The Chinese government doesn’t mess around when it comes to supply chains. The CCP sees control of critical industrial bottlenecks as a means to project geopolitical power, and nowhere is that more evident than in industries of the future. One of the results of the collapse of the free trade consensus is that American policymakers have begun re-shoring supply of such critical inputs, and this Korea-built Georgia factory was one of the higher profile attempts.
Enter Senator Jon Ossoff, the youngest member of the Senate. There’s no other way to say it except that he just worked hard to mediate a settlement, facilitating SK Innovations paying LG a bunch of money and then LG in turn allowing the plant construction to move forward. Ossoff flew to meet SK Innovation’s CEO, prodding him for more than three hours to strike a deal. Ossoff’s staff stayed involved, coordinated with the administration, and Ossoff himself prodded when necessary. After the deal was reached, SK called out Ossoff specifically for his help.
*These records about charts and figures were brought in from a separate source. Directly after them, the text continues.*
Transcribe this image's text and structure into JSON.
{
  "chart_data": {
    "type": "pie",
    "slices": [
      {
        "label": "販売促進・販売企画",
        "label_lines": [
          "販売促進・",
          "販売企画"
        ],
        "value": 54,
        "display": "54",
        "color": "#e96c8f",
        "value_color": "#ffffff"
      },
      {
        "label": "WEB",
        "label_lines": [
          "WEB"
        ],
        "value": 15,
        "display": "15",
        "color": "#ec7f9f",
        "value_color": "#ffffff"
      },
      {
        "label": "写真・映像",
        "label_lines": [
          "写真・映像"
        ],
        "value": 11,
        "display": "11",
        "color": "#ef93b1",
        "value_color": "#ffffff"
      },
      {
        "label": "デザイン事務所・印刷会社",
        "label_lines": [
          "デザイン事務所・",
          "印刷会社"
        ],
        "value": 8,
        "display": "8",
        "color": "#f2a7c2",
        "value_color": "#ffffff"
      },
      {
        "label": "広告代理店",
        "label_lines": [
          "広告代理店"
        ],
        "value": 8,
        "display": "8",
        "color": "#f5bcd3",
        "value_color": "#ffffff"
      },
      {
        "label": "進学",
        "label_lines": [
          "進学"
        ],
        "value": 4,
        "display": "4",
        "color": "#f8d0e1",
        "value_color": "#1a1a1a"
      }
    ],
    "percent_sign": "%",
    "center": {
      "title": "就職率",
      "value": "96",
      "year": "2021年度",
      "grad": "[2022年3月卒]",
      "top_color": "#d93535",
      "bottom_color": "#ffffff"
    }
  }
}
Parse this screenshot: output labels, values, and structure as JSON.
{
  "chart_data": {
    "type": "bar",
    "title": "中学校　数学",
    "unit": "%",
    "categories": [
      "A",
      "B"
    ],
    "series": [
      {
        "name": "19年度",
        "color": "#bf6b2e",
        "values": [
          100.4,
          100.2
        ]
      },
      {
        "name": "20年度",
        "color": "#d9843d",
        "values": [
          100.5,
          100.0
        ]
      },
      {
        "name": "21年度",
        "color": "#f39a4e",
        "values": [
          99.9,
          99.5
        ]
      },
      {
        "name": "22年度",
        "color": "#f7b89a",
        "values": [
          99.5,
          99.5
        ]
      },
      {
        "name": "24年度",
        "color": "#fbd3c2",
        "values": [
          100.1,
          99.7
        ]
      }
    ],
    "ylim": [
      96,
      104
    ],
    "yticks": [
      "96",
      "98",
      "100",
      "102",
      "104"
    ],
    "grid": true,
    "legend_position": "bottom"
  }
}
Political leaders who actually try to wield power is a rarity in Washington, because doing so requires an unusual mix of talent, boldness, and ambition. Votes are just one, and not the most important, aspect of wielding power. Convening, cajoling, and working the levers of bureaucracies to achieve something significant is often what matters. It’s what John McCain used to do, which is one reason he was so respected. It’s why Elizabeth Warren is feared, and why Mitch McConnell can run the Republican Party.
I’m very happy to see that the youngest Senator has an attention to bureaucratic details and a focus on what matters. And the results, in this case, speak for themselves.